YARGITAY KARARI
DAİRE : 3. Hukuk Dairesi
ESAS NO : 2010/11155
KARAR NO : 2010/16561
KARAR TARİHİ : 14.10.2010
MAHKEMESİ :ASLİYE HUKUK MAHKEMESİ
Dava dilekçesinde 20.000,00 TL ecrimisilin faiz ve masraflarla birlikte davalı taraftan tahsili istenilmiştir. Mahkemece davanın kabulü cihetine gidilmiş, hüküm davalı tarafından temyiz edilmiştir.
Y A R G I T A Y K A R A R I
Temyiz isteminin süresi içinde olduğu anlaşıldıktan sonra dosyadaki bütün kağıtlar okunup gereği düşünüldü.
Davacı vekili dava dilekçesi ile; müvekkilinin 11 nolu parselde davalı ve dava dışı … … ile beraber 1/3’er malik olduklarını, 2004 yılında açılan ortaklığın giderilmesi davasında aynen taksimine karar verildiğini, davalının bu dava öncesinde olduğu gibi şimdi de taşınmazın tamamını ekip biçtiğini, yıllardır müvekkilinin uyarılarına rağmen sürdürdüğü haksız işgali nedeniyle dava tarihinden geriye doğru 5 yıl için fazla hakkı saklı tutulmak üzere 20.000,00 liranın davalıdan tahsilini talep ve dava etmiştir.

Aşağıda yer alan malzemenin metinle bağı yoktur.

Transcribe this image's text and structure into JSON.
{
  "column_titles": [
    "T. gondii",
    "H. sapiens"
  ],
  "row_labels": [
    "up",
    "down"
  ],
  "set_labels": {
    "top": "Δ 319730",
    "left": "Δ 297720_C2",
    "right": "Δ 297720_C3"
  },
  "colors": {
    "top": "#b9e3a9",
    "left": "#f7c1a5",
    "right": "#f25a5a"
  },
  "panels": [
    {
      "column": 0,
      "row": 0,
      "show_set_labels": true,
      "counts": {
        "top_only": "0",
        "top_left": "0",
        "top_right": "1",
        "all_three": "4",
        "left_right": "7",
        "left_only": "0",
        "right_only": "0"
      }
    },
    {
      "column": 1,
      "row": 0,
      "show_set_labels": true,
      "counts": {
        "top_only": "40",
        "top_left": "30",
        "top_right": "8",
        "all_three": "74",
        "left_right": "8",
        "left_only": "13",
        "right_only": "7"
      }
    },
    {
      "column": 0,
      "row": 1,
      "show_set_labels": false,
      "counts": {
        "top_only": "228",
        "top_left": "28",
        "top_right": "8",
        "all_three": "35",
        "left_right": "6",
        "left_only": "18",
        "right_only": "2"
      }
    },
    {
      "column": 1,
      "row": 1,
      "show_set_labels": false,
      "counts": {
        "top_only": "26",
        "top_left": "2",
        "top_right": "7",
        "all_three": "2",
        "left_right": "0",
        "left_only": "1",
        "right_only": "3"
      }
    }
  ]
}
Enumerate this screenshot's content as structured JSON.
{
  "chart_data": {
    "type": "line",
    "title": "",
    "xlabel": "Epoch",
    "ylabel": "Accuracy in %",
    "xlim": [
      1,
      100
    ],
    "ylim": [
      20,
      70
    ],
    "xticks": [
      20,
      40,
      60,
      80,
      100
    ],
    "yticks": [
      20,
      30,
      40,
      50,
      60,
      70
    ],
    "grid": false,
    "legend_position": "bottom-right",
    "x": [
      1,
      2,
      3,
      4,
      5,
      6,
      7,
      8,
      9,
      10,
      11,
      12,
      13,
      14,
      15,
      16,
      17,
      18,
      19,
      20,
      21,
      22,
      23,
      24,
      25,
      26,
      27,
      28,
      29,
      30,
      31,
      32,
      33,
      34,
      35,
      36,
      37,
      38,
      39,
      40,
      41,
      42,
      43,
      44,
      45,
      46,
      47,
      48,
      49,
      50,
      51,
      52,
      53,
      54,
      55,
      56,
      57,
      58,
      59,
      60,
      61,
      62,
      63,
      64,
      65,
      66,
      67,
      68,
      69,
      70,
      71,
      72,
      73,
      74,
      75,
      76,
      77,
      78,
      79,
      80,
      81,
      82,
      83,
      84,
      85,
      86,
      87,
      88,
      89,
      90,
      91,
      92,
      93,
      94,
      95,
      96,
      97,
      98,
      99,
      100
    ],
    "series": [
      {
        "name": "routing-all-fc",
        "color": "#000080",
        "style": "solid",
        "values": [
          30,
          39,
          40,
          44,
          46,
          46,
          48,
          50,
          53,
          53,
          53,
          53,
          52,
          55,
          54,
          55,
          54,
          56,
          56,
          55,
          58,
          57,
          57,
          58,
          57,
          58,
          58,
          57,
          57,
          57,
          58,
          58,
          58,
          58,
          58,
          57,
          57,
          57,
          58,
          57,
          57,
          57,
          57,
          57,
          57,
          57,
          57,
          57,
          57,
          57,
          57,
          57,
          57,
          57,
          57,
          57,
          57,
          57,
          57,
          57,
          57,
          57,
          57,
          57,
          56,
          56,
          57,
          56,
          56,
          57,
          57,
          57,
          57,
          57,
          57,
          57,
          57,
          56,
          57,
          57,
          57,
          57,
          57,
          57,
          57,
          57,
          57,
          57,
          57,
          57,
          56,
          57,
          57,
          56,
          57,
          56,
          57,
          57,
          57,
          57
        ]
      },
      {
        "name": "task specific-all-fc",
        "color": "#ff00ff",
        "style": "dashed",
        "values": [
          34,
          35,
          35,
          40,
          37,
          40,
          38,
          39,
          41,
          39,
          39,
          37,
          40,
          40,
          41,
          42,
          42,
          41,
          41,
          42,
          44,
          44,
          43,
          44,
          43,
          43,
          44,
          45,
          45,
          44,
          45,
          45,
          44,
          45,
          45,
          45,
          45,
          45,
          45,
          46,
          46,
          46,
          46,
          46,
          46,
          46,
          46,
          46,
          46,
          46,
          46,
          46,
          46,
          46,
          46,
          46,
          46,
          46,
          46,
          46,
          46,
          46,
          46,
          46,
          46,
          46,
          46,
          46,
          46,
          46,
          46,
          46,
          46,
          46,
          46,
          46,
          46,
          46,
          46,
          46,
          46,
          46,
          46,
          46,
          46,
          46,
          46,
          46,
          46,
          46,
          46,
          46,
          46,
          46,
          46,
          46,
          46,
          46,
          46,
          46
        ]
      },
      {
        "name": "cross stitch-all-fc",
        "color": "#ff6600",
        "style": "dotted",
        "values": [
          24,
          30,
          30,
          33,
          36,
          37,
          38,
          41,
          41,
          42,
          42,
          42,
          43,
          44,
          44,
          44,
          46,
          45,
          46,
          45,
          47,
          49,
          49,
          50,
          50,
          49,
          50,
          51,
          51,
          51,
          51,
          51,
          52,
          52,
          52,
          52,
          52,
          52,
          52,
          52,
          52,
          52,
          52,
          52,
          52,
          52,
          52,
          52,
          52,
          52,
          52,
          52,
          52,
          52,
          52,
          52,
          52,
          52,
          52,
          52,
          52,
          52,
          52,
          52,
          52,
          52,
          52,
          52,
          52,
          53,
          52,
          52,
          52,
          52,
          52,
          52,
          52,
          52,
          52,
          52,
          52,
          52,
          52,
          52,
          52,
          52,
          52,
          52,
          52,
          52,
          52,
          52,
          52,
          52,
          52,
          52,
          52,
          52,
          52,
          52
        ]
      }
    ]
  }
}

Davalı cevabında, taşınmazın üçe bölündüğünü, kendi payına düşen 62767 m2’lik kısmı kullandığını, davacının taşınmazına müdahale olmadığını beyanla davanın reddini savunmuştur.
Mahkemece, davanın kabulü ile, bilirkişi raporuna göre toplam elde edilen ürün gelirinden (61.553,00) davacı payına düşen 20.000,00 liranın davalıdan tahsiline karar verilmiş, hüküm davalı tarafından temyiz edilmiştir.
Dosyadaki yazılara, kararın dayandığı delillerle kanuni gerektirici sebeplere ve özellikle delillerin takdirinde bir isabetsizlik görülmemesine göre, sair temyiz itirazları yerinde değildir.
Ancak, hükme esas alınan bilirkişi raporunda yer alan verim, masraf, fiat gibi kalemlere ilişkin resmi birimlerden alınmış belge ve bilgi bulunmamaktadır. Oysa, bilirkişi raporunu hazırlarken, raporun dayanağı olan somut ve özel nedenleri bilimsel (ve resmi verilere) uygun olarak göstermek zorundadır. HUMK’nun 281 maddesine göre, bilirkişi raporu Yargıtay denetimine elverişli olacak şekilde net anlaşılabilir, belge ve bilgiye dayanan gerekçe ihtiva etmelidir. Ancak bu şekilde hazırlanmış raporun denetimi mümkün olup, hüküm kurmaya dayanak yapılabilir.
O halde mahkemece, ecrimisile esas olacak veriler resmi mercilerden (İlçe Tarım Müd. Şeker fabrikaları vb.) getirtilip, ürün münavebesi ve masrafı gözönünde bulunduran, her yıl için davacı payına düşen (62 dekar) miktarı o yıl ki ürüne göre ayrı ayrı hesaplayan ek zirai bilirkişi raporu alınarak sonucuna göre karar vermek gerekirken yazılı şekilde eksik incelemeye dayalı hüküm kurulması doğru görülmemiş, bozmayı gerektirmiştir.
Bu itibarla yukarıda açıklanan esaslar gözönünde tutulmaksızın yazılı şekilde hüküm tesisi isabetsiz, temyiz itirazları bu nedenlerle yerinde olduğundan kabulü ile hükmün HUMK.nun 428. maddesi gereğince BOZULMASINA ve peşin alınan temyiz harcının istek halinde temyiz edene iadesine, 14.10.2010 tarihinde oybirliğiyle karar verildi.